When starting a build manually, say jC, the following will happen:
- job jC will be scheduled and also displayed accordingly in the build queue
- tooltip will say it's waiting because slave C is offline
- next, slave A is powered on by Jenkins and connection is established
- jC will not be started, Jenkins seems to honor the restriction correctly
- after some idle time, Jenkins realizes the slave is idle and causes shut down
- then, same procedure happens with slave B
- on occasion, next one is slave A again
- finally (on good luck?) slave C happens to be started
- jC is executed
It is possible that jC is waiting for hours (indefinitely?), because the required
slave is not powered on. I also observed this behaviour using a time-trigger
instead of manual trigger, so I assume it is independent of the type of trigger.
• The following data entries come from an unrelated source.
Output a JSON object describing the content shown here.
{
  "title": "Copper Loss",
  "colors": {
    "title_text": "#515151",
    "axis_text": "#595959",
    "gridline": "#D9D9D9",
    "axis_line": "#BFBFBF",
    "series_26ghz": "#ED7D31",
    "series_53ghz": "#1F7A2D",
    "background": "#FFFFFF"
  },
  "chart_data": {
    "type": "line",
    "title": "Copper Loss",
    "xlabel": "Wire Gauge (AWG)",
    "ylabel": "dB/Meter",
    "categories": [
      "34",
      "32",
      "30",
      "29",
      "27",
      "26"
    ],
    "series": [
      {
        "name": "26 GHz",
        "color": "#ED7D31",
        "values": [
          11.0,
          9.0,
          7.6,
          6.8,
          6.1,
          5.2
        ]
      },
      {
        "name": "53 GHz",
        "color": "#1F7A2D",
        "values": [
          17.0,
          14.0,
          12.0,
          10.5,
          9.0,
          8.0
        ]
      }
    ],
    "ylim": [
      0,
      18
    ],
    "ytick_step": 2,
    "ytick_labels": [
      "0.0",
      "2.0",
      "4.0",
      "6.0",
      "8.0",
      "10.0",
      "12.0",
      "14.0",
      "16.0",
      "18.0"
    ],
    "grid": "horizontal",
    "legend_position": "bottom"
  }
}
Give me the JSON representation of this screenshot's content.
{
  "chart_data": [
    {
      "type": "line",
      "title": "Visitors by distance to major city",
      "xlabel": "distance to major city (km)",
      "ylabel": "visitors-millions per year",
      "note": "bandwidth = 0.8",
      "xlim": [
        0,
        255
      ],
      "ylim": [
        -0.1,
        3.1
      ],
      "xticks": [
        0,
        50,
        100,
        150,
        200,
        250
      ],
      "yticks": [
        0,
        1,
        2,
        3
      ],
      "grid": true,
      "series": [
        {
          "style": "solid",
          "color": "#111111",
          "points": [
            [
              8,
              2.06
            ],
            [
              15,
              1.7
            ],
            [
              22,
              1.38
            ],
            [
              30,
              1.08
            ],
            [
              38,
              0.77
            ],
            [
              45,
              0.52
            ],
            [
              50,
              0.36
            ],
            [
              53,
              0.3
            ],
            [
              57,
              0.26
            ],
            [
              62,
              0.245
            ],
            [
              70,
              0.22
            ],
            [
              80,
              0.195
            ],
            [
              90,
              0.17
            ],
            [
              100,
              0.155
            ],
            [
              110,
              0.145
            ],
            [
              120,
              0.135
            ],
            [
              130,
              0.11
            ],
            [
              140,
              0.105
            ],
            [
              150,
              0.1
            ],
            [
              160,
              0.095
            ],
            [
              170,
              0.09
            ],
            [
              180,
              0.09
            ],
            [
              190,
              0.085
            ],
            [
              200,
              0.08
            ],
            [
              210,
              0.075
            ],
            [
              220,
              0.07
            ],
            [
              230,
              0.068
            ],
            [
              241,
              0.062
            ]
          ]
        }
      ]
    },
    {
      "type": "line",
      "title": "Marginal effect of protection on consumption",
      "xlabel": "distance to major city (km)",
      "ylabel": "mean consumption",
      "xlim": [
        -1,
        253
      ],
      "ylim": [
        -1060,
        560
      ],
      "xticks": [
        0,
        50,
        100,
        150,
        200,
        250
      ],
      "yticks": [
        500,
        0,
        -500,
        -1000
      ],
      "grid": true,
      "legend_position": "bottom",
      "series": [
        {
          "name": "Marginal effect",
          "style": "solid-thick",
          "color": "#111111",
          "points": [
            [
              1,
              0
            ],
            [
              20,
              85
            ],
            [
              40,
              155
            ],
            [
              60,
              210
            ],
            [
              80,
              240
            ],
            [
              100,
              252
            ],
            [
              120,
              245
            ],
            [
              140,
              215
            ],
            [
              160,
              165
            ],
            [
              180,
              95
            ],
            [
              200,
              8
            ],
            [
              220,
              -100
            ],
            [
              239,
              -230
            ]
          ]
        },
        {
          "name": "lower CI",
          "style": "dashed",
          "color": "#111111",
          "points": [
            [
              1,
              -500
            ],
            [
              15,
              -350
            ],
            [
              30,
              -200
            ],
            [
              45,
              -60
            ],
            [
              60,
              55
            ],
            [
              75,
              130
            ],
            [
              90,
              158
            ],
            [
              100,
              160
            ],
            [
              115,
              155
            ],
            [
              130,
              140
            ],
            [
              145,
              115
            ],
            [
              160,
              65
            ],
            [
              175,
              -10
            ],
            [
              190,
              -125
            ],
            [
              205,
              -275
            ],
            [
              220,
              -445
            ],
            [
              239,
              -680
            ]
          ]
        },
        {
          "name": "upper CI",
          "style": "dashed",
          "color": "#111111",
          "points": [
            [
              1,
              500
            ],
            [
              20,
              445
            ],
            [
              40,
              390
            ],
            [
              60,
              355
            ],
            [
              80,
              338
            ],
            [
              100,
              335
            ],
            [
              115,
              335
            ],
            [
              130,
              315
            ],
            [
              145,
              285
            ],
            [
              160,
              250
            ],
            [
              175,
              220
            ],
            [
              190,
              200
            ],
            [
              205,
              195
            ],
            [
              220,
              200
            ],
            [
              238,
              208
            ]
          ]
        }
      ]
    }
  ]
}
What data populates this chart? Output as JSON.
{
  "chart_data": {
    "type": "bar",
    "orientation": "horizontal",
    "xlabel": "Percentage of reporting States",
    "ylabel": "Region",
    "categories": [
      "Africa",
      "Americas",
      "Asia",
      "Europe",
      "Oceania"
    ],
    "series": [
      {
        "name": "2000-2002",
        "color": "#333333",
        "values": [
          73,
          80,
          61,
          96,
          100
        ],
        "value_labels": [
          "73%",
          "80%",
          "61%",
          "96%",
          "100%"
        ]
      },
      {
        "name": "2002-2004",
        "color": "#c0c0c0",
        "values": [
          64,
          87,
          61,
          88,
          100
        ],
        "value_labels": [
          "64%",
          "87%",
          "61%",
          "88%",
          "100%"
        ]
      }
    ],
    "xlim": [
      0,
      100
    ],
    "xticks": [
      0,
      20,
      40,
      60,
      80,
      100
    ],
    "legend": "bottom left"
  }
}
Occasionally it also happens that the correct slave is powered up right away,
but that seems to happen by chance. The concrete pattern is not obvious to me.
Note that the component selection above is just my best guess.
Cheers, Marco
I've been encountering the same problem. I thought it was in the code of the vSphere Plugin, but it turns out that it's not. Jenkins is issuing a connect() call on slaves that have no reason to be starting up due to the queued jobs that I can see.
Part of the problem IS the vSphere Plugin itself. Originally, when a job was fired up, any slave that was down that could the job would be started by the vSphere Plugin because the connect() method would get called on all those slaves, which resulted in a large number of VMs being powered on for a single job. I added code to the plugin to throttle that behavior. Unfortunately, the throttling is causing this problem to get worse. Where as originally, jA, jB, and jC might have been started up, jC now MIGHT get started up due to the vSphere plugin throttling the VM startups.
Initial investigation seems to indicate that the Slave.canTake() function might not be functioning as expected. If I find anything further during my investigation, I'll post here.